Italian cycling star Ivan Basso made a public confession of involvement in a doping scam Tuesday - the first top cyclist to come clean in a sport that has been dogged by drugs scandals.
Giro d'Italia holder Basso claimed, however, that he was only guilty of "attempting" to take drugs ahead of last year's Tour de France - an attempt that was uncovered in the Operacion Puerto Spanish doping sting that took place between the Italian and French classics.
"I have never taken doped substances," Basso said at a press conference here, a day after telling the Italian Olympic Committee (CONI) he was ready to clear his chest.
"I have admitted to an attempt to commit doping in view of the Tour de France and I'm ready to serve my penalty".
Basso declined to elaborate when quizzed on exactly what 'attempted doping' meant.
Basso was excluded from last year's Tour de France after being implicated in Operacion Puerto along with former Tour winner Jan Ullrich of Germany - who recently retired - and 50 other professional riders.
The probe into the activities of Spanish doctor Eufemiano Fuentes uncovered steroids, transfusion equipment and bags of blood.
Basso admitted some of those bags of blood were his, but claimed he had never used them.
The cyclist, who had previously denied any wrongdoing, said the 'attempted doping' was an act of "weakness that will stay with me all of my life"
But he stressed that "I intend to pay in order to return to racing with peace of mind".
The 29-year-old also insisted that "I have obtained all my victories in an honest way and no one has ever contested what I did at the Giro in 2006 or any of the other results of my career".
Basso said he was fully cooperating with CONI's doping prosecutors.
BASSO'S EXAMPLE MAY BREAK OMERTA'.
The Spanish judicial authorities closed the Operacion Puerto probe in March without pressing charges, while CONI's investigators closed their case against Basso in October.
But CONI's anti-doping office reopened their investigation last month and Basso quit the Discovery Channel team as a result.
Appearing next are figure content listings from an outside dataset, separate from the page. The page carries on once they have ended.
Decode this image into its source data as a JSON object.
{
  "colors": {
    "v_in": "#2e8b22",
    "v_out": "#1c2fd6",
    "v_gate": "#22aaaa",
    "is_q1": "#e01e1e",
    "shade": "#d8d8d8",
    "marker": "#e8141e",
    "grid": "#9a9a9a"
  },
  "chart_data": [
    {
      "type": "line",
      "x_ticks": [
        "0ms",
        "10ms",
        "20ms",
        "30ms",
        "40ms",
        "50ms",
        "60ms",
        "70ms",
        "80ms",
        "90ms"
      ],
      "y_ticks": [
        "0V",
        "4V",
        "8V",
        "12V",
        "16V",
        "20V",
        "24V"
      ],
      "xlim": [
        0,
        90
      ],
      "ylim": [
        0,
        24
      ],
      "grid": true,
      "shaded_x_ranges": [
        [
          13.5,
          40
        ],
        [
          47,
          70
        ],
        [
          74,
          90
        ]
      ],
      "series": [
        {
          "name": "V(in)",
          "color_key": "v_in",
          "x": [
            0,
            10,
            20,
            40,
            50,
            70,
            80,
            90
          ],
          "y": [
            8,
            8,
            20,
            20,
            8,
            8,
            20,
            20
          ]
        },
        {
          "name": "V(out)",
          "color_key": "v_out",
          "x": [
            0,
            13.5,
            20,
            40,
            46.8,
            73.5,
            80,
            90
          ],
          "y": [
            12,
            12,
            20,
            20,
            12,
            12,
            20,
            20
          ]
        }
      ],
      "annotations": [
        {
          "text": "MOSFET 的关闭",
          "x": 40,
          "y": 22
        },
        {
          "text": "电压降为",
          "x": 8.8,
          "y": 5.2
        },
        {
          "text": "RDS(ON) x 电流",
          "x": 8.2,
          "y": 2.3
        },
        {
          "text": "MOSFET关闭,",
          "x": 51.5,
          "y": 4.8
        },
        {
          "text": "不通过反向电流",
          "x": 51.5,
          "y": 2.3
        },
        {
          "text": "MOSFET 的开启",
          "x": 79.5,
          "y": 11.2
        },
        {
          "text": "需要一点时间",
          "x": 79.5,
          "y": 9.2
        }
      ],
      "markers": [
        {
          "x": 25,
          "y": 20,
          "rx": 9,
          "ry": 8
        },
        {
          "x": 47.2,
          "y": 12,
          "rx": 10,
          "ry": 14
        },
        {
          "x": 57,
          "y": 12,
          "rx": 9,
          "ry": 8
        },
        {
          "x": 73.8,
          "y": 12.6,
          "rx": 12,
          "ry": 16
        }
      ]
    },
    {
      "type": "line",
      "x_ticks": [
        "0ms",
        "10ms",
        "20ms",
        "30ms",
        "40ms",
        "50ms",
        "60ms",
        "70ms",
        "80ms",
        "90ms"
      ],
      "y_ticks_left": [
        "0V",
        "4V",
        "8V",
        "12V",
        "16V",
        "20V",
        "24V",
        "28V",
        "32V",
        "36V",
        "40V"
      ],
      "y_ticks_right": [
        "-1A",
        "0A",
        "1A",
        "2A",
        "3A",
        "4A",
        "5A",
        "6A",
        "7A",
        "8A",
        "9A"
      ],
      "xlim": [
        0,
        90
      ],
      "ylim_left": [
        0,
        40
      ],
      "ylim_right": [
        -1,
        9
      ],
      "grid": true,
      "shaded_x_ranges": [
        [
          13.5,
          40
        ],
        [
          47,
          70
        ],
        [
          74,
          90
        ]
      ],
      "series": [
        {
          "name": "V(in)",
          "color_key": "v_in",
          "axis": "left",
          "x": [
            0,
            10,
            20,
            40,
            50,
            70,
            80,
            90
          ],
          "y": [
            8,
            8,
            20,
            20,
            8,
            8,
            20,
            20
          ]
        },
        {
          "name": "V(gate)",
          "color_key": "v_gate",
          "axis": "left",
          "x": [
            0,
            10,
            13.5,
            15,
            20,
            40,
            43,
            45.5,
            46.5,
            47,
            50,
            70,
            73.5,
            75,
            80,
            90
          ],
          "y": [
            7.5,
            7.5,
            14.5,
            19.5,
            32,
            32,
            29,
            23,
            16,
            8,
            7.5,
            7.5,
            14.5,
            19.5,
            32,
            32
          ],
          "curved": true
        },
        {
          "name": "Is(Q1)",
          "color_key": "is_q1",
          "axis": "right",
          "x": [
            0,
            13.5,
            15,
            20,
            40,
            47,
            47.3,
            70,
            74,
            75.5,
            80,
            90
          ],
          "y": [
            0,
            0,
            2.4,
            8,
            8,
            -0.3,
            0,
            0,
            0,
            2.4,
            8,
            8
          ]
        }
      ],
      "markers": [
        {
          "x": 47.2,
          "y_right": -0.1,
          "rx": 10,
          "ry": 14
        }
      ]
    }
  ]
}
The rider said he decided to confess on Monday because the case had caused "a year of turmoil, greater than glory and money, and not because my back was against the wall".
CONI Chief Gianni Petrucci praised Basso's courage in breaking the sport's code of silence - which he likened to the Sicilian Mafia's omerta' - concerning doping.
"Ivan Basso's decision to cooperate with investigators is very significant for the whole of cycling," Petrucci said Tuesday.
"It is the first time that a cyclist has chosen to collaborate. Naturally, we have not resolved the problem of doping, but we are starting to see a little light.
"It's an important sign. It means that the world of cycling is starting to understand that it's no use blaming others all the time".
Basso's example prompted another Italian cyclist, 27-year-old climber Michele Scarpone, to admit his links to Operation Puerto on Tuesday.
Like Basso, Scarponi said he too was ready to work with CONI investigators for the good of the sport.
Basso faces a ban of up to two years although his offer to cooperate may lead to softer punishment.
Basso's confession is another blow to the credibility of a sport that has been ravaged by performance-enhancing-drug scandals in recent years.
Almost one year after the event, American cyclist Floyd Landis still risks being stripped of last year's Tour de France crown and banned after testing positive during the race.
Landis's case has dragged on as he has put up a determined battle to defend himself.
The most illustrious, and ultimately tragic, victim of doping scandals was Italy's Marco 'the Pirate' Pantani.
Pantani's career peaked when he won the Tour and the Giro in 1998, emulating legends like Fausto Coppi and Gino Bartoli - only to take a downturn into doping scandals the next year when he was thrown off the 1999 Giro on the eve of winning it again.
After several aborted comebacks that disappointed his legions of fans, he died of a cocaine overdose in 2004.